Purification of Solids by Recrystallization

Recrystallizations are commonly performed in organic chemistry experiments to purify solids based on their solubility. Solid crystals are dissolved in a solvent. When the solution is cooled, crystals of pure product form and the impurities remain dissolved in the solvent. Multiple recrystallizations may be performed to obtain a purer product:

Steps to Recrystallization:

1. Choose a suitable solvent: Place a small amount of crystals in several test tubes. To each test tube, add a different solvent. Common recrystallization solvents include methanol, ethanol, cyclohexane, benzene, acetone, and water. The solvent should have low solubility at low temperatures and high solubility at high temperatures. The crystals should not dissolve in the solvent at room temperature, but should dissolve upon heating.

2. Transfer the crystals to an Erlenmeyer flask. The use of an Erlenmeyer flask is important because the solution will be heated. The small neck of an Erlenmeyer flask prevents the small amounts of solvent added from evaporating off. The flask size is dependent on the amount of crystals being purified. Choose a flask 2-3 times larger than the amount of solvent you think you will add.

3. Dissolve the crystals: Add a small amount of solvent to the crystals and slowly heat on a hot plate or in a hot water bath. Once the solution is boiling, use a pasteur pippete to add small amounts of solvent incrementally until the crystals are dissolved. Do not dissolve the crystals below the boiling point temperature of the solution or too much solvent will be used. Use as little solvent as possible to dissolve the crystals. Some impurities are insoluble, so do not continue adding solvent to dissolve a few solid particles.
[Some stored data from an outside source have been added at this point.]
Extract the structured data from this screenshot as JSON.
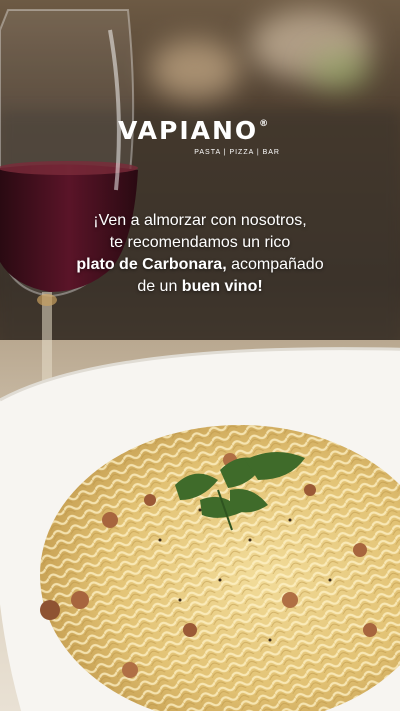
{
  "brand": {
    "name": "VAPIANO",
    "registered_mark": "®",
    "tagline": "PASTA | PIZZA | BAR"
  },
  "message": {
    "line1": "¡Ven a almorzar con nosotros,",
    "line2": "te recomendamos un rico",
    "line3_bold": "plato de Carbonara,",
    "line3_rest": " acompañado",
    "line4_start": "de un ",
    "line4_bold": "buen vino!"
  },
  "photo": {
    "subjects": [
      "wine-glass",
      "carbonara-plate",
      "parsley-garnish"
    ]
  }
}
4. Removing solid impurities by gravity filtration: Add 2 mL of recrystallization solvent in a clean Erlenmeyer flask. Place a fluted filter in a short-stemmed funnel and put the funnel in the Erlenmeyer flask. Heat the Erlenmeyer flask and pour the hot recrystallization solution through the funnel. To avoid crystallization, keep the unfiltered solution hot and add it to the funnel in small quantities. If the filtered solution in the Erlenmeyer crystallizes, redissolve the solid and allow it to cool slowly, according to the directions in step 6.

5. Removing color impurities with activated charcoal: If the crude crystals are colorless and the recrystallization solution is a dark color, color impurities can be removed with activated charcoal. Add 50 mg of activated charcoal to the hot solution. Heat the solution to just below the boiling point for a few minutes. Filter out the charcoal according to the gravity filtration instructions in step 4.

6. Cool the solution: The slower the solution is cooled, the slower the crystals will form and the purer they will be. Take the flask off the heat allow it cool to room temperature. Once the solution is room temperature, place it in an ice bath or refrigerator. If no crystals form the solution may be supersaturated. Scratch the inside of the flask just below the surface of the liquid with a glass stirring rod to induce crystallization. Scratching the flask increases the surface area of the glass and provides a rough surface for the crystals to form. Crystallization can also be induced by “seeding”. A small amount of crude crystals is added to the cool solution. If crystals still fail to form, too much solvent may have been added. Boil off excess solvent and cool the solution again.

7. Collect the pure crystals: Chill a washing solvent. If the solvent is not chilled, the crystals may dissolve and decrease the percent yield. Use vacuum filtration. Pour the solution of liquid and crystals into filter. Wash the recrystallization flask with the chilled solvent and pour into the filter. The crystals can be dried by aspiration or air drying.